- 1584 Okunma
- 19 Yorum
- 10 Beğeni
CAM KADIN
Okuduğunuz yazı Günün Yazısı olarak seçilmiştir.
Camdan bir kadın vardı bir de camdan adam. Defalarca atılan taşlardan zedelenmişler beraber kalmaya karar vermişlerdi. Daha güçlü olacaklardı, darbelere karşı daha dayanaklı.
Camdan çocukları oldu. Bir, iki, üç, dört, beş. Daha güçlenmeden hepsi kırıldı, tuz buz olup toprağa karıştılar. Altıncı denemelerinde camdan bir kız doğdu. Onu korumaya kesin kararlıydılar. Üşümesin diye kundaklara, battaniyelere, sıcak höllüklere sarmakla kalmadılar. Büyümeye başladığında başka şeyler buldular sarmak için. Ayıplarla, günahlarla, güvensizlikle, duygusuzlukla, ciddiyetle, mantıkla kapladılar. Niyetleri elbette ki iyiydi. Bilmiyorlardı belki, camın asıl maddesinin kum olduğunu, kumun aslının da kaya. Büyüdükçe arka tarafında sakladığı sırlarıyla kaya gibi sertleşeceğini.

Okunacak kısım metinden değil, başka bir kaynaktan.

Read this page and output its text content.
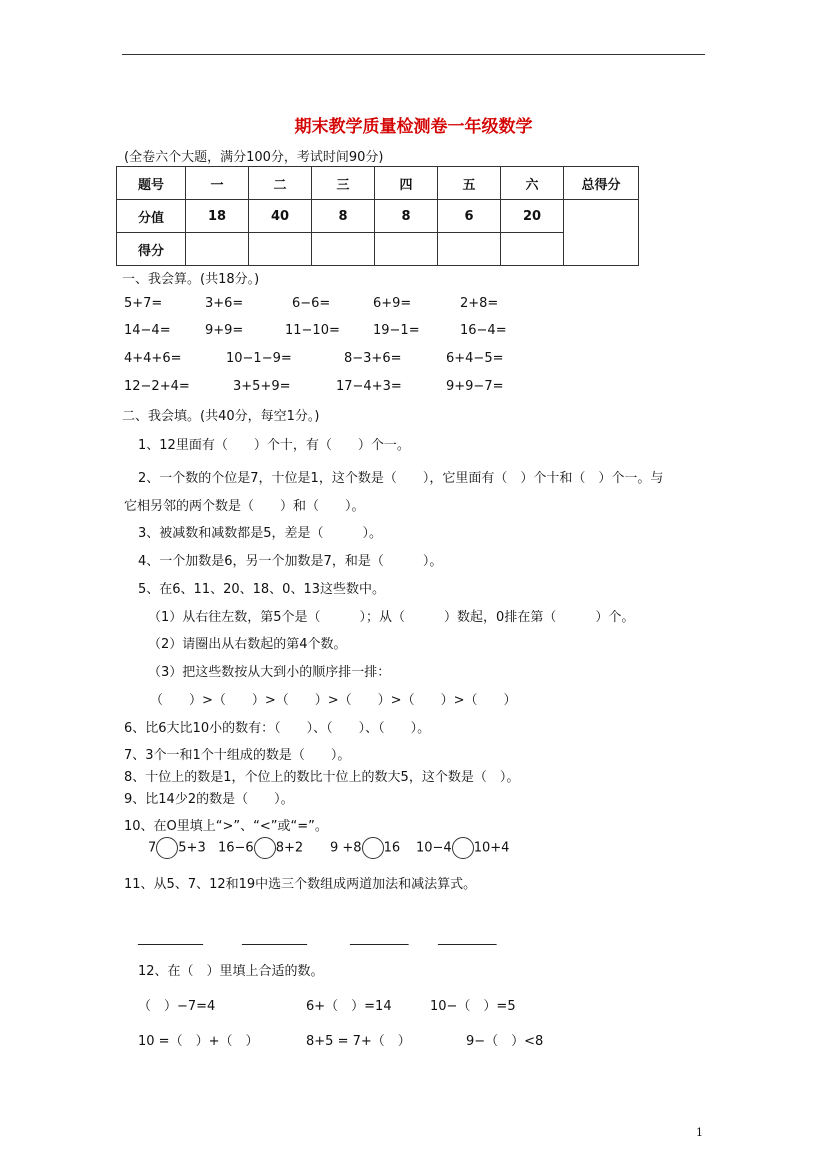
期末教学质量检测卷一年级数学
(全卷六个大题，满分100分，考试时间90分)
题号	一	二	三	四	五	六	总得分
分值	18	40	8	8	6	20	
得分							
一、我会算。(共18分。)
5+7=	3+6=	6−6=	6+9=	2+8=
14−4=	9+9=	11−10=	19−1=	16−4=
4+4+6=	10−1−9=	8−3+6=	6+4−5=
12−2+4=	3+5+9=	17−4+3=	9+9−7=
二、我会填。(共40分，每空1分。)
1、12里面有（　　）个十，有（　　）个一。
2、一个数的个位是7，十位是1，这个数是（　　），它里面有（　）个十和（　）个一。与
它相另邻的两个数是（　　）和（　　）。
3、被减数和减数都是5，差是（　　　）。
4、一个加数是6，另一个加数是7，和是（　　　）。
5、在6、11、20、18、0、13这些数中。
（1）从右往左数，第5个是（　　　）；从（　　　）数起，0排在第（　　　）个。
（2）请圈出从右数起的第4个数。
（3）把这些数按从大到小的顺序排一排：
（　　）>（　　）>（　　）>（　　）>（　　）>（　　）
6、比6大比10小的数有：（　　）、（　　）、（　　）。
7、3个一和1个十组成的数是（　　）。
8、十位上的数是1，个位上的数比十位上的数大5，这个数是（　）。
9、比14少2的数是（　　）。
10、在O里填上“>”、“<”或“=”。
7 5+3 16−6 8+2 9 +8 16 10−4 10+4
11、从5、7、12和19中选三个数组成两道加法和减法算式。
__________	__________	_________ _________
12、在（　）里填上合适的数。
（　）−7=4	6+（　）=14	10−（　）=5
10 =（　）+（　）	8+5 = 7+（　）	9−（　）<8
1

Zaman geldi camdan çocuk büyüdü ama sarılı olduğu katmanlardan kurtulamadı bir türlü. Annesi ve babasının emanetiydi, atmaya da kıyamıyordu. Belki vefa borcu sayıyordu üstündekilerle yaşamayı. Atılan taşlara maruz kaldı. Derisi kalındı, canı yansa da biraz yaralanmıyordu kolayca ama kendisini savunmak gereğini de duymuyordu. Bu yüzden savaşmayı öğrenemedi hiç, gerek de duymadı. Belki de o yüzden sevmedi hiç savaşı, barış sevdalısı oldu. Bazen taşlar küçük çizikler açtı bedeninde. Bazen büyüdü çizikler, döküldü katman parçalarının bazı yerleri. Aralıklardan görünen cam değil bir aynaydı. Bakan sadece kendisini görüyordu. Sevgiyle bakan; gözlerindeki ışığı, nefretle bakan; kini... Birçoğu fark edemedi baktıklarının ayna ve aynadakinin de kendi akisleri olduğunu…
Cam kız büyüdü, cam kadın oldu, cam anne, cam eş. Aslında güçlüydü, henüz kırılmadı belki. Arada kendine bakma ihtiyacı hissetti, becerebildiği kadar gördü içindekileri. Tedaviye ihtiyacı vardı, ama hangi yoldan bulacağını bilmiyordu devasını. Çok çıkmaz sokağa girdi çıktı, çok ıslandı, bazen kirlendiğini hissetti. Üstünü kaplayanlardan kurtulmaya çalıştı, bazısını söküp attı. Biraz güvensizlik biraz korku kaldı. Onlardan da kurtulabilse kendisini pırıl pırıl hissedecekti.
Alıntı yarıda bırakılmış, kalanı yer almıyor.